The problem? While he’s swinging at better pitches, he’s getting under the ball (Under%) at a higher rate than ever before, thereby resulting in the highest amount of pop-ups of his career.

Secondly, Sanchez is keeping the ball off the ground much better than ever before. According to FanGraphs, Sanchez’s GB% currently stands at 40.8%, that’s down from 42.3% last year. His FB% is much better too! Compared to last season when Sanchez’s FB% was 36.6%, this season he has a FB% of 45.4%. This is good news, because as we all know ground balls are outs in the big leagues.

Lastly, Sanchez is making good contact on balls. According to Baseball Savant, his Barrel% – percentage of balls hit in the “Barrel Zone” – is the highest its ever been. Compared to last season when his barrel% was 11.8, this season it stands at 15.5.

Source: MLB.com

The problem? Sanchez’s batting average on balls in play (BABIP) stands at an all-time low of .194. That’s .110 points lower than last season (.304). This could mean two things:

  1. Gary Sanchez is hitting it directly at fielders. We mentioned before that his popups are up, this would diminish his BABIP.
  2. Sanchez has been unlucky. He’s making solid contact, but the ball just isn’t falling for a base hit.

We have to assume that given his plate discipline, his ability to hit balls in the barrel zone, and his past performance, that Sanchez has just been super unlucky. And despite the fact that, as mentioned before, he’s sporting career lows in AVG, OBP, and SLG, he still ranks first in home runs hit by a catcher (14), third in BB% by a catcher (11.3%), first in Isolated Power – a stat which communicates a hitter’s extra bases per at bat – among catchers (.233), and most importantly fourth in runs scored by a catcher (37).

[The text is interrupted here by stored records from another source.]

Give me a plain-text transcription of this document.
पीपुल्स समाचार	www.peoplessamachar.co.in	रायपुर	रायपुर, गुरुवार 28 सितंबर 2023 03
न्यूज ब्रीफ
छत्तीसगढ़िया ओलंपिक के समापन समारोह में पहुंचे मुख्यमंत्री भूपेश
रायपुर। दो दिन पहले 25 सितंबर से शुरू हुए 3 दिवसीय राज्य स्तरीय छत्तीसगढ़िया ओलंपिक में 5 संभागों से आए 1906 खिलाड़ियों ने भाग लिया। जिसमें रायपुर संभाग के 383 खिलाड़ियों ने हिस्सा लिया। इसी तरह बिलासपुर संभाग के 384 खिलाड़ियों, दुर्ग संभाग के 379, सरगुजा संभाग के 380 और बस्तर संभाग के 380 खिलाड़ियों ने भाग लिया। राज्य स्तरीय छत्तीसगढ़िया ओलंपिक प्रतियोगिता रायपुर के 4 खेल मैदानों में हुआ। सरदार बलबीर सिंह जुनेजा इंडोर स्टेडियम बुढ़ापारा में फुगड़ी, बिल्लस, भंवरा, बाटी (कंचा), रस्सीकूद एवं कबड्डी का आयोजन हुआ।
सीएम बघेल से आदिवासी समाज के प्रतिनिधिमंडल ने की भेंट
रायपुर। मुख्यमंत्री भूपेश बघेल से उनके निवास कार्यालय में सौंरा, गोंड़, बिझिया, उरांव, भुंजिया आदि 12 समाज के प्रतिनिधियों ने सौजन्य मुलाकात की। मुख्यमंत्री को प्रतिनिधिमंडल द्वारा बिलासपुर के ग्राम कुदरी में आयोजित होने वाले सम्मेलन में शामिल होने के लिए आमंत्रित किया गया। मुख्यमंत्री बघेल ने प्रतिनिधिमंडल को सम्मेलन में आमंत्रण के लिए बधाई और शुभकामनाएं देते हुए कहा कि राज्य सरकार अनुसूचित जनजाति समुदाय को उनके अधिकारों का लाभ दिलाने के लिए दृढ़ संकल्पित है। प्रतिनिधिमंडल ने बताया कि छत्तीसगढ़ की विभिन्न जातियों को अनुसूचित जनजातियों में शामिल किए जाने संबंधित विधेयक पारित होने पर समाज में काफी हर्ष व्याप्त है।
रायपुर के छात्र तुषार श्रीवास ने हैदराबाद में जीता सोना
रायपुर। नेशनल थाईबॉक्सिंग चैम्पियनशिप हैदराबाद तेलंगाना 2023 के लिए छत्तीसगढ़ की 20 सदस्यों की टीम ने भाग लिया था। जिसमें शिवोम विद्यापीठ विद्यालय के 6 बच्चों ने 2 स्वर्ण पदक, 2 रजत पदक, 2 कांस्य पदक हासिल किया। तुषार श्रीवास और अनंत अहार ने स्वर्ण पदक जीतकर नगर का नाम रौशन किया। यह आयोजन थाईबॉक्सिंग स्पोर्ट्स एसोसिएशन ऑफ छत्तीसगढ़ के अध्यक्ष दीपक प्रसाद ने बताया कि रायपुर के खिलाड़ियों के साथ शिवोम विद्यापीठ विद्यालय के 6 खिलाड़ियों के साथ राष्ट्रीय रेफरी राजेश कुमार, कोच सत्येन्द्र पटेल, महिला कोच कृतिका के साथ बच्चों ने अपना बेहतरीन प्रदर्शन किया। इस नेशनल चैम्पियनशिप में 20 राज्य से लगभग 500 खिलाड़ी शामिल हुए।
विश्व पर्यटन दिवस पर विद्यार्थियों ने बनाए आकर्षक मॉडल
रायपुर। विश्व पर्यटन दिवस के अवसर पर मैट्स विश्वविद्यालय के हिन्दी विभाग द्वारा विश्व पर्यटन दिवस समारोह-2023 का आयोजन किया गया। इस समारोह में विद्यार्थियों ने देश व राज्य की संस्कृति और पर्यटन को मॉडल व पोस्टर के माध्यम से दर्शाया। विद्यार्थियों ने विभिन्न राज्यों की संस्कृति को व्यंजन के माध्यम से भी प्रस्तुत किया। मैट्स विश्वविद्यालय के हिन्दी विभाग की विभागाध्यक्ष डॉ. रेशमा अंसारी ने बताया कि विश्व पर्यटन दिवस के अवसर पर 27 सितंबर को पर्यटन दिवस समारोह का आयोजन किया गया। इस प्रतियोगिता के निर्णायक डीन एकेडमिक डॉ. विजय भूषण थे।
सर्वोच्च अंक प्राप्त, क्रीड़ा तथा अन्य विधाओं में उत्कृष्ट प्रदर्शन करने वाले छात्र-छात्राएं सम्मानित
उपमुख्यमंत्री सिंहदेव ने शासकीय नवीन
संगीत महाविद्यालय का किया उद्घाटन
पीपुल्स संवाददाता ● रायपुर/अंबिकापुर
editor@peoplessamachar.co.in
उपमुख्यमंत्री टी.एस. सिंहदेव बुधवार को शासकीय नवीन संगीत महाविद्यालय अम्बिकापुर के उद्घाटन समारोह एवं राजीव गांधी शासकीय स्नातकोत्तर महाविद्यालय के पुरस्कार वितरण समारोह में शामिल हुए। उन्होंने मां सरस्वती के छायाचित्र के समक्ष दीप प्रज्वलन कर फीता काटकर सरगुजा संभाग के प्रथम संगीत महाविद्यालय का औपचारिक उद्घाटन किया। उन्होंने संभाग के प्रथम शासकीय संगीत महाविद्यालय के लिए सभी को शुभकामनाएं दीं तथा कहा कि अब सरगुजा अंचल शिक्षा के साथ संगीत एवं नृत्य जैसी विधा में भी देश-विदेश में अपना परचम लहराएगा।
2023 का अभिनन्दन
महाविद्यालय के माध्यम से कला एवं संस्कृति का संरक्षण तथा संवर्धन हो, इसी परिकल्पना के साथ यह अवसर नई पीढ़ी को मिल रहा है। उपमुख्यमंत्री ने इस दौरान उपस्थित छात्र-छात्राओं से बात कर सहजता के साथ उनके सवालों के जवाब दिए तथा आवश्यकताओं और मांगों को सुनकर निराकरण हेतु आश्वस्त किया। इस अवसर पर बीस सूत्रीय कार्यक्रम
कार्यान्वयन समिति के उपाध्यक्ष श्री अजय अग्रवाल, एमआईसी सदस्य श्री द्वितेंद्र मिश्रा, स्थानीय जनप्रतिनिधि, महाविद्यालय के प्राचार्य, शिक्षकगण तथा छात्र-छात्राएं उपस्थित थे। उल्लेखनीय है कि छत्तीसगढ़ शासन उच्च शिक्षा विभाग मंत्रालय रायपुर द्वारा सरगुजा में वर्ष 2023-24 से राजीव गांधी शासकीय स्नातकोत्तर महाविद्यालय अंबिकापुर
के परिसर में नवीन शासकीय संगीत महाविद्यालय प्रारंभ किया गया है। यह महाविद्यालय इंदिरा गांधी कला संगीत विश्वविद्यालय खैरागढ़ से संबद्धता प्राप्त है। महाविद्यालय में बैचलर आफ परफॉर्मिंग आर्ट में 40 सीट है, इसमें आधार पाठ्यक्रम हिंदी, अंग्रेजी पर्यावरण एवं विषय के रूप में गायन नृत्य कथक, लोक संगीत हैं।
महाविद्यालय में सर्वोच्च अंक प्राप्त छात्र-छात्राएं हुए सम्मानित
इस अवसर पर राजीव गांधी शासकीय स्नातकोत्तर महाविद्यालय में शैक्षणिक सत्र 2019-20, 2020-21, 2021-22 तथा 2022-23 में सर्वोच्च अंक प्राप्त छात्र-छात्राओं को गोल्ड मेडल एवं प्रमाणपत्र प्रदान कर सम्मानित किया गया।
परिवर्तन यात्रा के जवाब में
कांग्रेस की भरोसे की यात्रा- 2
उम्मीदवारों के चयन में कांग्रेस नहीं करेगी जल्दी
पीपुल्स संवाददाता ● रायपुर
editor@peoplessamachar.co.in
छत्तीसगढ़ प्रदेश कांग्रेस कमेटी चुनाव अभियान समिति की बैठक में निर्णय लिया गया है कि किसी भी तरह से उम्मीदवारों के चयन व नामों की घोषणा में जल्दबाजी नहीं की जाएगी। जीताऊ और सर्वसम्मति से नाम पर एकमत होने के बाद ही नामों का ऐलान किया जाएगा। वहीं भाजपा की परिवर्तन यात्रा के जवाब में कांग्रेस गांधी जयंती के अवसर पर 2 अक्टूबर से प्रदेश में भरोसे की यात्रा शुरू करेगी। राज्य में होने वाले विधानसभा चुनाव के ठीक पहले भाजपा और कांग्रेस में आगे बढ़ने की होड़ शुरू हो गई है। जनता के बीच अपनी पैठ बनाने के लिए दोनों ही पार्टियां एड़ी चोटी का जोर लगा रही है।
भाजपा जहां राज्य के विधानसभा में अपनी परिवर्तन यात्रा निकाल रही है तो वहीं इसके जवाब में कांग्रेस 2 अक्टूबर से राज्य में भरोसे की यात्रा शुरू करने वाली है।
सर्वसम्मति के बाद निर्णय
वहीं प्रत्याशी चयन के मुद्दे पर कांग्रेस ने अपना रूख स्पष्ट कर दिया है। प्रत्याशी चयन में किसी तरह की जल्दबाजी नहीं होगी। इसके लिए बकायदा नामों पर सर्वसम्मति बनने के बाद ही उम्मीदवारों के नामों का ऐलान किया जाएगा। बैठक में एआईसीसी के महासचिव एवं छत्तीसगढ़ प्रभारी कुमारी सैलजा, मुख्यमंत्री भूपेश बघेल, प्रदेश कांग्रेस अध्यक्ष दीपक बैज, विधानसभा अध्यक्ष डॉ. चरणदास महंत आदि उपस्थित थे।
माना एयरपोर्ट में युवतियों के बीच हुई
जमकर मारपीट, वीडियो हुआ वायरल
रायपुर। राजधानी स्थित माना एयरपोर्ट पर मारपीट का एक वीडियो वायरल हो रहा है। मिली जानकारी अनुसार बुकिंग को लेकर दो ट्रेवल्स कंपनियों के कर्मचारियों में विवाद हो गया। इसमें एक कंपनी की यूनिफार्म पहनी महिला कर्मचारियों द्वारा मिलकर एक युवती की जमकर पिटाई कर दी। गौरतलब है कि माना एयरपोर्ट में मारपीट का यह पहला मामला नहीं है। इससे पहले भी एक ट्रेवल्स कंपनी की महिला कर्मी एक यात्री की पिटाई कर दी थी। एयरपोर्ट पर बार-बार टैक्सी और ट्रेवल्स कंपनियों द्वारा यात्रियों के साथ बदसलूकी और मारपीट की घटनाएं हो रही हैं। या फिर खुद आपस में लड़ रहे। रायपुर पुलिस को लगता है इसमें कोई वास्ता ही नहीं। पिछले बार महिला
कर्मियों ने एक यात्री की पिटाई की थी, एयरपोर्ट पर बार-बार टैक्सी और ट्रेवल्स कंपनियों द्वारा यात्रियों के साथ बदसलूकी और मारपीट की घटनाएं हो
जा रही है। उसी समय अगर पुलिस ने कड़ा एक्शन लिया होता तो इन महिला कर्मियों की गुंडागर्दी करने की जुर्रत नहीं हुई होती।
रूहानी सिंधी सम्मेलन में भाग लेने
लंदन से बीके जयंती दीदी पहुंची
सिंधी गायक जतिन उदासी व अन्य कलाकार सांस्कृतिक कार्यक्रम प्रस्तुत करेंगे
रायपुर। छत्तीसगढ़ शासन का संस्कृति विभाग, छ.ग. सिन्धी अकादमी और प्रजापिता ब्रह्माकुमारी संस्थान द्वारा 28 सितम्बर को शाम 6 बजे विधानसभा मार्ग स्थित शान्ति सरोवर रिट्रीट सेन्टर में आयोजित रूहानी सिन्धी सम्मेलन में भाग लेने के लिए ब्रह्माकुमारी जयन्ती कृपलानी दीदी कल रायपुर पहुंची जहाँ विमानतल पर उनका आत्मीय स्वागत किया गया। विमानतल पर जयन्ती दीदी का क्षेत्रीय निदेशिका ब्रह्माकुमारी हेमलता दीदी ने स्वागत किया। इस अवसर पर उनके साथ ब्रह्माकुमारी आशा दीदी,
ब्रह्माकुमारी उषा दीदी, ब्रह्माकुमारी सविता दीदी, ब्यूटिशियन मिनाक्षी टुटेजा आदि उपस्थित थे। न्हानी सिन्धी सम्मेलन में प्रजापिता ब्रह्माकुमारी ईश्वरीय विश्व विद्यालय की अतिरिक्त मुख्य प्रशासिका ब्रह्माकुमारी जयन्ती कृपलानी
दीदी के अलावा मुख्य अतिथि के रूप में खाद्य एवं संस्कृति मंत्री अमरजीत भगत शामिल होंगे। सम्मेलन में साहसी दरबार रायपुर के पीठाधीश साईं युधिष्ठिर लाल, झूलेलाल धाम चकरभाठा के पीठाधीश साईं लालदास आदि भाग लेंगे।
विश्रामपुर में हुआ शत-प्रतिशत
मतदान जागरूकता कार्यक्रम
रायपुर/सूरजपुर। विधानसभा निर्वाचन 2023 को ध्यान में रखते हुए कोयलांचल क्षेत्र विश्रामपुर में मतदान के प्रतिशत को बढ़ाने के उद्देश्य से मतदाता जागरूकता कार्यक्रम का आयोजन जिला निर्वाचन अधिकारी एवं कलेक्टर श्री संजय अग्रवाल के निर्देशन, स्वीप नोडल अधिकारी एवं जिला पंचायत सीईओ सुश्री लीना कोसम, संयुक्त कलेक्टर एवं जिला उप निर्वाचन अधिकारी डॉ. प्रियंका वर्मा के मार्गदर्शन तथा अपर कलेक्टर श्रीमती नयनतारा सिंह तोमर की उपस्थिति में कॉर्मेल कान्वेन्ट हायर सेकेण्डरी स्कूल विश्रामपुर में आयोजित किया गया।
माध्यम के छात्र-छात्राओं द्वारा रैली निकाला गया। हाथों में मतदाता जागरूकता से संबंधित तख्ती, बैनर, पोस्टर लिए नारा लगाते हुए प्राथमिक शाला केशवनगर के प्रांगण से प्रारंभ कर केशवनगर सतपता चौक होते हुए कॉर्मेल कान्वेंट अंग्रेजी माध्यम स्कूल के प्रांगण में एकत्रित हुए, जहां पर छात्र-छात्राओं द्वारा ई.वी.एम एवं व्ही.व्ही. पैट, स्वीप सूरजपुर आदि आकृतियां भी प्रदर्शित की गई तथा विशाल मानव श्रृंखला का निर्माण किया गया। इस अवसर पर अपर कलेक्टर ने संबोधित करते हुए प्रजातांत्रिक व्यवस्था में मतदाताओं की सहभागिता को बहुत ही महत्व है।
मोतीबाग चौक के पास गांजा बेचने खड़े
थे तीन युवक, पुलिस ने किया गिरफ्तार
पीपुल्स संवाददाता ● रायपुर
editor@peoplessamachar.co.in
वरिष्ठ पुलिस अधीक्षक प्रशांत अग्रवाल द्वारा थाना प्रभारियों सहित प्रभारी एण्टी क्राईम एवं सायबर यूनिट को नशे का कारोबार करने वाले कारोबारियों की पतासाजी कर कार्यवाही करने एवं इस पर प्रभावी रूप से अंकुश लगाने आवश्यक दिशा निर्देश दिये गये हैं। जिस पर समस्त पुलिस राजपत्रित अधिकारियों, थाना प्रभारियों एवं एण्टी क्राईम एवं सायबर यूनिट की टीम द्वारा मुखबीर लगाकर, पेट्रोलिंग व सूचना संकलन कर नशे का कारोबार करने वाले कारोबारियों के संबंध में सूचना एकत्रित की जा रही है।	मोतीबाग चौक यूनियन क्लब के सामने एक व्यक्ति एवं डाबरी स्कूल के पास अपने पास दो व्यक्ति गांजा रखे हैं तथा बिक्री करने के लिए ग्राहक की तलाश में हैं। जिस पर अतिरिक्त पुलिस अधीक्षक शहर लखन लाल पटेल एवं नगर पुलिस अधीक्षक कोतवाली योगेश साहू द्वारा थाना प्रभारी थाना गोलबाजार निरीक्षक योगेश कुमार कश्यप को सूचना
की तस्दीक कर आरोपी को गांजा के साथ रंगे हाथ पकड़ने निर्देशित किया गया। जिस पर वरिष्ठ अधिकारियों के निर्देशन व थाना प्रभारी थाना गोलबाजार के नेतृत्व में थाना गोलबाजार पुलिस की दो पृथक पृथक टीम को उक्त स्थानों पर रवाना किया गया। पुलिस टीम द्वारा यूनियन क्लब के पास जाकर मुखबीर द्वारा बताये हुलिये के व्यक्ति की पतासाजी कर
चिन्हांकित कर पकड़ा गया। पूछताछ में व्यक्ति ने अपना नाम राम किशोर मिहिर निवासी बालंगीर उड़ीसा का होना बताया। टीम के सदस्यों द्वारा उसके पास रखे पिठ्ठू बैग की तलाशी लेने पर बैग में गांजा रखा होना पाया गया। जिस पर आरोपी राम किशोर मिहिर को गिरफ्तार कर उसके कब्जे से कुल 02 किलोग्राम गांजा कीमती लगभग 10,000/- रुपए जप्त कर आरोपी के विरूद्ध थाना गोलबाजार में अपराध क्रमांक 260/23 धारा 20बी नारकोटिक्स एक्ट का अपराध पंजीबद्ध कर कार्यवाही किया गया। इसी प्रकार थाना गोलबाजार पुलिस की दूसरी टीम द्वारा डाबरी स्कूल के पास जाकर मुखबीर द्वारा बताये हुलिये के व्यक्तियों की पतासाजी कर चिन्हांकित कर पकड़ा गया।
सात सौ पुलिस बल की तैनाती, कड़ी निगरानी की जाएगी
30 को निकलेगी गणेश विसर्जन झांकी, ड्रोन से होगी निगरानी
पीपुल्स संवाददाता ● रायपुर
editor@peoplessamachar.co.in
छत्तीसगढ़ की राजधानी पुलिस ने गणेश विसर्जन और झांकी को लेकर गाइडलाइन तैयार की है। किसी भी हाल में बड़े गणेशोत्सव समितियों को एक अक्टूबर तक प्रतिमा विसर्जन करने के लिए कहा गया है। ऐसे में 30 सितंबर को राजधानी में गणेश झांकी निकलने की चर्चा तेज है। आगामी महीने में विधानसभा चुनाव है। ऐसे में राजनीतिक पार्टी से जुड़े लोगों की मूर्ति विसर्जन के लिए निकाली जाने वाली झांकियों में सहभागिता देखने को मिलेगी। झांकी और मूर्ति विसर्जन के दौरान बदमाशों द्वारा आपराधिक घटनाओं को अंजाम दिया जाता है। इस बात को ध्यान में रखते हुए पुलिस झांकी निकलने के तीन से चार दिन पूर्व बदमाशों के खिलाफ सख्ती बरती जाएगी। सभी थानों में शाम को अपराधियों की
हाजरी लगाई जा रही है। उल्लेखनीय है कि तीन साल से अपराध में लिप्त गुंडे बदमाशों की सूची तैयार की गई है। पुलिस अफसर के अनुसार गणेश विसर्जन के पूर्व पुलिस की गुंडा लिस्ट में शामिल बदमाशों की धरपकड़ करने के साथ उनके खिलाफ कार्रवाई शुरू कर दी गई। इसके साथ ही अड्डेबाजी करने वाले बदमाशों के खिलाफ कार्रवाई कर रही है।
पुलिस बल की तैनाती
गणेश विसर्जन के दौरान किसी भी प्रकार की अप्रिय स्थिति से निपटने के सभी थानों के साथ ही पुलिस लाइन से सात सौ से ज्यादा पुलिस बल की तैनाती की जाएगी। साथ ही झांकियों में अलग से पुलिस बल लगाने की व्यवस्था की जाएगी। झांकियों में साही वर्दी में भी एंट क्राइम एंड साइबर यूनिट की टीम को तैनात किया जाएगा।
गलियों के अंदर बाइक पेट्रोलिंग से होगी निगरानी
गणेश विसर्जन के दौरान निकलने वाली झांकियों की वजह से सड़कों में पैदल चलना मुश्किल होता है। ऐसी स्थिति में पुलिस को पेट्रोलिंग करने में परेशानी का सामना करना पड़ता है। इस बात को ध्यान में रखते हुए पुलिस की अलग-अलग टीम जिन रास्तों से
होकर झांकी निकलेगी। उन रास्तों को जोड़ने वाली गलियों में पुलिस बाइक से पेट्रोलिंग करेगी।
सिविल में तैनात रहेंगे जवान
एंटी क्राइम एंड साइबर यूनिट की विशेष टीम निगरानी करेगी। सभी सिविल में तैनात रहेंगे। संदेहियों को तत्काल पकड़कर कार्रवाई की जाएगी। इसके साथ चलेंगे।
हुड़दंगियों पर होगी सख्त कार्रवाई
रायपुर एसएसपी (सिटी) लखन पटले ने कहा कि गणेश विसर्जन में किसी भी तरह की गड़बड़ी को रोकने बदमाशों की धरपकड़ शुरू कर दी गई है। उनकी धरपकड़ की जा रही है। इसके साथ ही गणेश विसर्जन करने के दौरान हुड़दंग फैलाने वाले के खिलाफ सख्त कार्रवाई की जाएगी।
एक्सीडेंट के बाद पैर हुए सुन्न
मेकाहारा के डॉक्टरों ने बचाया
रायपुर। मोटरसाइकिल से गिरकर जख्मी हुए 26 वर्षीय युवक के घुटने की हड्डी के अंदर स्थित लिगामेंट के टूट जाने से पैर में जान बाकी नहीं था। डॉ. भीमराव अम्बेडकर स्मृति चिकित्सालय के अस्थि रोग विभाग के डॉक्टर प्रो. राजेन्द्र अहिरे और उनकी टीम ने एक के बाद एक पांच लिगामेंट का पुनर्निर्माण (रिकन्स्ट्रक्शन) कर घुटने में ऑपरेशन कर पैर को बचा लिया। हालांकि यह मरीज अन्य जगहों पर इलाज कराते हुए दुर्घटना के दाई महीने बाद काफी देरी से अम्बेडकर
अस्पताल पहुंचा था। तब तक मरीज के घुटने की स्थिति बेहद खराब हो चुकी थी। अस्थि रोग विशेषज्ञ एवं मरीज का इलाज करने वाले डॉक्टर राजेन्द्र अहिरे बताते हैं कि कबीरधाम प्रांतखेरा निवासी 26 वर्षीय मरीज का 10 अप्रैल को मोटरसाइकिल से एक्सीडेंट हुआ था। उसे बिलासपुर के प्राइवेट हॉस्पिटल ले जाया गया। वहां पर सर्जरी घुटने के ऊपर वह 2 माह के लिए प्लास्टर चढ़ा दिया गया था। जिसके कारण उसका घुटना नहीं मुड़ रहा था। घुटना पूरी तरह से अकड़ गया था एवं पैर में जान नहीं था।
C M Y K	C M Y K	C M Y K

All of this in fewer opportunities than his competitors due to injury.

Solution: Wait!


If the New York Yankees can do these three things – avoid pitching Gray at home except against bad teams, make minor adjustments in Judge’s hitting in away games, and keep rolling with Sanchez – they will remain in contention throughout the end season, and very possibly could pass the Red Sox in the division.

At the end of the day, with seven games left against the Red Sox, the Yankees destiny rests upon their own hands.

There, after writing that piece about Chris Sale, this one makes the world a more balanced place for me again.